Page MenuHomePhabricator

[clangd] refactoring for XPC transport layer [NFCI]
AbandonedPublic

Authored by jkorous on Jun 25 2018, 1:01 PM.

Details

Summary

Hi all,

We finally finished a self-contained first version of our implementation of alternative transport layer for macOS based on XPC.

To enable this I did couple of changes to current clangd design. Generally I aimed for small amount of disruption and tried to keep it simple.

The notable changes are:

  • enabled registration of request handlers to different dispatchers by templatizing registerCallbackHandlers()
  • factored out parts of JsonDispatcher that could be reused (created DispatcherCommon.h/cpp)
  • created abstraction over JsonOutput (class LSPOutput)
  • removed of ClangdLSPServer::run() method so server can be run with different dispatcher
  • published IsDone and ShutdownRequestReceived through methods in ClangdLSPServer class interface to support new dispatcher

We are also putting up the transport layer implementation itself for a review soon so it will be more obvious where are we going to and what motivated some of these changes.

Big thanks in advance to all reviewers!

Jan

Diff Detail

Event Timeline

jkorous created this revision.Jun 25 2018, 1:01 PM

Followed by these two patches:
[clangd] JSON <-> XPC conversions
https://reviews.llvm.org/D48560
[clangd] XPC transport layer
https://reviews.llvm.org/D48562

Ping. Added reviewers suggestion.

Hi Jan,

Thanks for putting this together, and apologies - this is one of the places where we don't have nice abstractions/layering, so adding XPC was harder than it should be.

As I mentioned on the other review, I think maybe this patch isn't invasive enough, we could do a more thorough job of making the json transport a standalone, first-class thing.

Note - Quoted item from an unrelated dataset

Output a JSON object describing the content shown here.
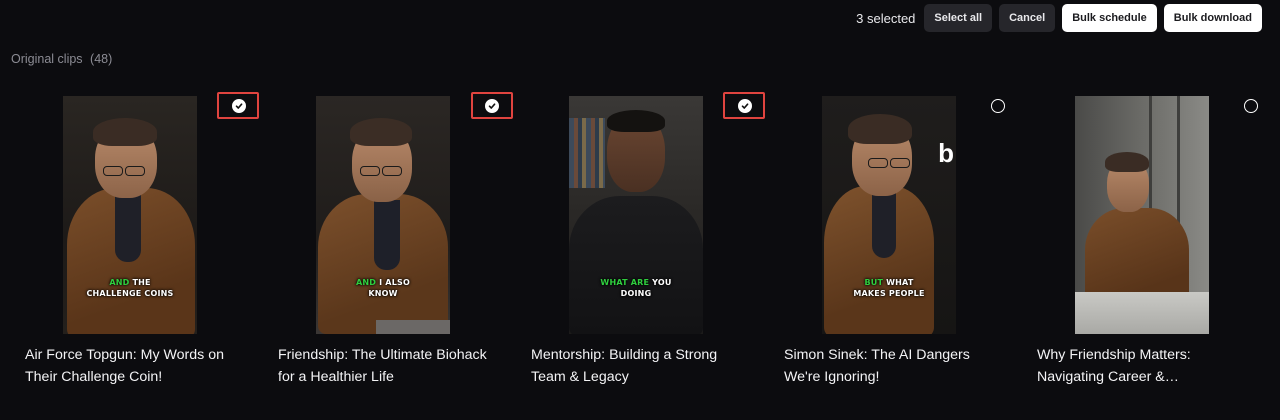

This makes it easier to swap out for XPC but also would improve the layering in the core clangd classes.

I put together a sketch of a Transport interface in D49389 (that patch is extremely unfinished and won't compile, but the idea might be interesting).
The idea is that we should be able to implement that class for XPC and then it should just drop-in as a replacement for the JSON one.
I've indicated there where XPC and JSON implementation can share code (assuming you wouldn't rather "tighten up" the protocol and eliminate some JSON-RPC noise).

If you like this direction I'm happy for you to pick the bits you like, or I can finish it as a refactoring and we can make sure it works for XPC.
If not, that's fine too - happy to look at other ways to reduce duplication between them.

DispatcherCommon.h
38

I think I wrote this bit... it's a hack that I'm not sure deserves to be visible in a header (it was bad enough in JSONRPCDispatcher.cpp!)

Rather than exposing it so we can use it twice, I'd hope we can manage to keep it hidden so that JSON and XPC can share it.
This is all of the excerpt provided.